Ich überlegte was ich jetzt machen sollte. Laut Kaiba würde unser Hubschrauber (warum auch normal reisen?) erst nach dem Mittagessen bereitstehen. Mir hatte sich die Frage aufgedrängt, warum ich denn Lokalisierungskarten brauchte, wenn mich der Turnierveranstalter persönlich herumkutschierte? Wahrscheinlich nur ein kleiner Test, ob ich wirklich den Anforderungen eines Seto Kaiba entsprach. Seine Worte gingen mir nicht mehr aus dem Kopf. Wenn er es darauf angelegt hätte, wären wir zusammengekommen. Was sollte das bedeuten? Dass er auf mich stand? Wohl kaum. Ich war mir bewusst, dass ich ihm wichtig war. Seine kranke „Du bist mein Ebenbild-Nummer“ hatte in seinem Kopf wohl den Eindruck hinterlassen, ich sei sowas wie sein Eigentum, und dabei noch ein Stück Yugi, den er vergötterte, weil er ihm die Stirn bieten konnte.

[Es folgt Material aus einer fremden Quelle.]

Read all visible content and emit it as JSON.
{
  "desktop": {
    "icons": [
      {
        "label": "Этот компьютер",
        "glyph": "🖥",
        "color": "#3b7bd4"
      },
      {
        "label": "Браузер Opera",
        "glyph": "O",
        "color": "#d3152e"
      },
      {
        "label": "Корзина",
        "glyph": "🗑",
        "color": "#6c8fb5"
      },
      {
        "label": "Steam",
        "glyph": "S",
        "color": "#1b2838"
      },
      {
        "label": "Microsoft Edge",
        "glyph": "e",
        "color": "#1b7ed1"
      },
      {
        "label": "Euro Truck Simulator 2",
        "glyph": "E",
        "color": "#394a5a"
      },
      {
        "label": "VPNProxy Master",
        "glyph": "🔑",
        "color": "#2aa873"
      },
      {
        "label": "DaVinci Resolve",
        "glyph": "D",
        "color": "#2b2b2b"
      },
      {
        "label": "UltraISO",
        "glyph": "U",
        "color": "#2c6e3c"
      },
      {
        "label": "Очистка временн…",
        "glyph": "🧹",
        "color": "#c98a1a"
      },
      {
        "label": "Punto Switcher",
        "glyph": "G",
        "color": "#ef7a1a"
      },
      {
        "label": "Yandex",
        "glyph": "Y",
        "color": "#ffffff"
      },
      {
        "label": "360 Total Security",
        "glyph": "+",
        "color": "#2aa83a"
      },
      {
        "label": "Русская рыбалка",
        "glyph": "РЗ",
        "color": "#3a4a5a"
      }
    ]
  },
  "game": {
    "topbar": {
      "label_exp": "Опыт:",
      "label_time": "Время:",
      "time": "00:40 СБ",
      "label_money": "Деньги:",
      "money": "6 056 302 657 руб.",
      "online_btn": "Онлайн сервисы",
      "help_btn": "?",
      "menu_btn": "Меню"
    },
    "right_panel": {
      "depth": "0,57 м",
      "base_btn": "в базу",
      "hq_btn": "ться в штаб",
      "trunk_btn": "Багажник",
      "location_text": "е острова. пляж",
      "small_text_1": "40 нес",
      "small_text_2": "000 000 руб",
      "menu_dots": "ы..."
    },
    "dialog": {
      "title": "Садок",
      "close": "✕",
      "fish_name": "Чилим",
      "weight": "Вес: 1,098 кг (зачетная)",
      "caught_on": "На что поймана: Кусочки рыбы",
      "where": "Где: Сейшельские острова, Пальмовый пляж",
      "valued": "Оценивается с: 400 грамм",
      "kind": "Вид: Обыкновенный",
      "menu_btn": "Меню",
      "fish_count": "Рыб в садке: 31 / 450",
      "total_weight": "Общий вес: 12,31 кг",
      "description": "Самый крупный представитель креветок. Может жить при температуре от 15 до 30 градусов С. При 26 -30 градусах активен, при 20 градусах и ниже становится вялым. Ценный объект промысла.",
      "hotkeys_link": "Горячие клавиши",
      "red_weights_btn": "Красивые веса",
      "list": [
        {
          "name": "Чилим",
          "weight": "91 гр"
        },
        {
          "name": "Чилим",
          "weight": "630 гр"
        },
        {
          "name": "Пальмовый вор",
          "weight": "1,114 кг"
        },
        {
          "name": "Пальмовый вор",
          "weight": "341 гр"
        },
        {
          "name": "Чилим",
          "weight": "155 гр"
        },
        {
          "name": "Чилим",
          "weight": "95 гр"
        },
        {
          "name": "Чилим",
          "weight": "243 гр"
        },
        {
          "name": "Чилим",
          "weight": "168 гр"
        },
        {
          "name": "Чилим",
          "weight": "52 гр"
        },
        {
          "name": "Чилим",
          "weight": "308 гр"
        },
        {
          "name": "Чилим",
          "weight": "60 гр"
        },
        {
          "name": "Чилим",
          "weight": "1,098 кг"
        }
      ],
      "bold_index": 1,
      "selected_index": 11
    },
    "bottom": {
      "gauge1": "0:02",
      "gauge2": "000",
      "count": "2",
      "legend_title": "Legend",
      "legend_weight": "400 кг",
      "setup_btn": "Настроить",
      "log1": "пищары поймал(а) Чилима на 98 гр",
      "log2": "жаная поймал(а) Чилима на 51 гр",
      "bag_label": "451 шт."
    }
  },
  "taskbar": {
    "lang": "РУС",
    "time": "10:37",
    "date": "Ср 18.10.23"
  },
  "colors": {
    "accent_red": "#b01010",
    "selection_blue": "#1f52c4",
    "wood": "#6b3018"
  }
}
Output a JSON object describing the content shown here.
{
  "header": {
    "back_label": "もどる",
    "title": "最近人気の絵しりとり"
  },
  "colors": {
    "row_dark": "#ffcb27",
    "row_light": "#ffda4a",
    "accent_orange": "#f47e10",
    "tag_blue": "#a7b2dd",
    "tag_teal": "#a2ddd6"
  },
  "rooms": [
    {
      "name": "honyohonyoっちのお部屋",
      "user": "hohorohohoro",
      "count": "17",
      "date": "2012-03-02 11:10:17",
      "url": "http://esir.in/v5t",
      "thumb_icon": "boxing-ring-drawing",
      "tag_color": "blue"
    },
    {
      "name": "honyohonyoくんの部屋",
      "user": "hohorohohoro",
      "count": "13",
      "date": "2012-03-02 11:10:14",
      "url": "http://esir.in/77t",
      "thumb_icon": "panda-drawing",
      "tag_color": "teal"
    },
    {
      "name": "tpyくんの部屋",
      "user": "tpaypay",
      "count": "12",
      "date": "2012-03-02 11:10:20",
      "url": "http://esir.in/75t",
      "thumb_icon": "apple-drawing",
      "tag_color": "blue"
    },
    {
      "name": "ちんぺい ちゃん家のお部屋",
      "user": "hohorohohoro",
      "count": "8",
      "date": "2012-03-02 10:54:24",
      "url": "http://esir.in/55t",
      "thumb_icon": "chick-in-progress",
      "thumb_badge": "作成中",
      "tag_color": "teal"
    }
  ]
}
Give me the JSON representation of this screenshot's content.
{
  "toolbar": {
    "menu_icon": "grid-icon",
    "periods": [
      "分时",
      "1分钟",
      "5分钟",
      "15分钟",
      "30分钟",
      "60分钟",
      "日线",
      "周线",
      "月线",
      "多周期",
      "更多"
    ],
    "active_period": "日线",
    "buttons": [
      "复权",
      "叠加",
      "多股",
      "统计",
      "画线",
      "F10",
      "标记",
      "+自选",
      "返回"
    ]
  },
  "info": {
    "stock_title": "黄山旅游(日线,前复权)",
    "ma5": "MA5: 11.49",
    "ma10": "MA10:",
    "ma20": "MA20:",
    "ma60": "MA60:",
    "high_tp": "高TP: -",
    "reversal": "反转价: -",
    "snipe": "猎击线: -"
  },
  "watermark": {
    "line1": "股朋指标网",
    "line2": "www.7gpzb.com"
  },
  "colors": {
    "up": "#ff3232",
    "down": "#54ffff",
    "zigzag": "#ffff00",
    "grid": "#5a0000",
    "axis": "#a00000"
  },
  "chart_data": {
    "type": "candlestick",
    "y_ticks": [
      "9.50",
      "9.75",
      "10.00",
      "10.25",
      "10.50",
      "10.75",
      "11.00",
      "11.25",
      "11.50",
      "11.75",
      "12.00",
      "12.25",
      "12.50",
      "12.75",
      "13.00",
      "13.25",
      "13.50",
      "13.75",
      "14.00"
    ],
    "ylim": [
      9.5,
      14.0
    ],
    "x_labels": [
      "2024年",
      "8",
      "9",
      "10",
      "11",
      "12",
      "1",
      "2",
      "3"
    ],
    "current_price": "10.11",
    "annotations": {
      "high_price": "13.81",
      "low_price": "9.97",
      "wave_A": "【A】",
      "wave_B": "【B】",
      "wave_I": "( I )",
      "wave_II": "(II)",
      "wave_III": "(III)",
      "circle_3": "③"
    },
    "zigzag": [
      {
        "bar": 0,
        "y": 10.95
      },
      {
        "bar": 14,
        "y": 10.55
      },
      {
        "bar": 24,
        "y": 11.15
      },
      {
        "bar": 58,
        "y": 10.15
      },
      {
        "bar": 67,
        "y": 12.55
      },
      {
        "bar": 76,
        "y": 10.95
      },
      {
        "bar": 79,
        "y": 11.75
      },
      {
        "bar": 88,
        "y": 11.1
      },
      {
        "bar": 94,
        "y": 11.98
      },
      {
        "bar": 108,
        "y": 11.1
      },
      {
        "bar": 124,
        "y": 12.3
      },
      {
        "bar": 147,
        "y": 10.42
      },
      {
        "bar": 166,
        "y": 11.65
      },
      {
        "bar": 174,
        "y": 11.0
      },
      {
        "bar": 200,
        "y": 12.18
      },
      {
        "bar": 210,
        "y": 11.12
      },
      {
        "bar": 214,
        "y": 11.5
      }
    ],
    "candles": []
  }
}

Für mich klang das stark nach „Ich will dich besitzen“. War er eifersüchtig, weil Joey etwas besaß, das er nicht hatte: Mich?
 

Ich war beim Nachdenken durch die Villa gewandert und dabei unweigerlich vor dem Holoraum gelandet. Das war sowas wie Kaibas Heiligtum. Dort drinnen konnte man sich duellieren und zwar nahezu lebensecht. Ein Dutzend Techniker arbeiteten Tag und Nacht, dass der Projektor lief und auch die KI konnte sich mit den Besten der Besten auf dieser Welt messen. Kaiba hatte mir einmal erzählt, dass er sämtliche Duellanten von Rang und Namen eingespeichert hatte. Das bedeutete, er selbst würde sicher einmal als Gegner existieren, gleiches galt für Yugi. Ob ich wohl auch dabei war? Ich zögerte kurz, bevor ich die Tür aufstieß und sich mir ein nahezu leerer Raum darbot. Es wirkte wie so eine Bluebox, die man in Filmen für die Animationen verwendete oder wie in einer Gummizelle, nur eben ohne Gummi. Hatte ich mich im Raum geirrt? Es brannte Licht, aber das war auch schon alles. Die Tür fiel hinter mir ins Schloss und ich schaute mich um. Hier also verbrachte Kaiba seine Freizeit? Hier übte er?
 

„Guten Tag“, meldete sich eine weibliche Stimme aus dem Nirgendwo, was mich zusammenzucken ließ. „Bitte autorisieren Sie sich.“
 

„Ähm.“ Ich kratzte mich am Hals. Autorisieren? Was sollte ich jetzt machen? Etwas sagen?
 

„Stimmanalyse abgeschlossen. Subjekt David Pirchner – persönlicher Gast von Seto Kaiba. Herzlich Willkommen, Herr Pirchner. Sie wünschen?“
 

Ich zog die Augenbrauen zusammen. Persönlicher Gast? Na das war ja mal eine nette Beschreibung. Ich hatte schon mit was ganz anderem gerechnet. Das bedeutete aber, dass Kaiba davon ausging, dass ich diesen Raum einmal nutzen würde. Interessant. Wie funktionierte dieses Ding jetzt? Wenn es von Kaiba gebaut worden war, dann würde es wohl auf Befehle reagieren.
 

„Ich möchte mich gerne duellieren“, stellte ich in den Raum.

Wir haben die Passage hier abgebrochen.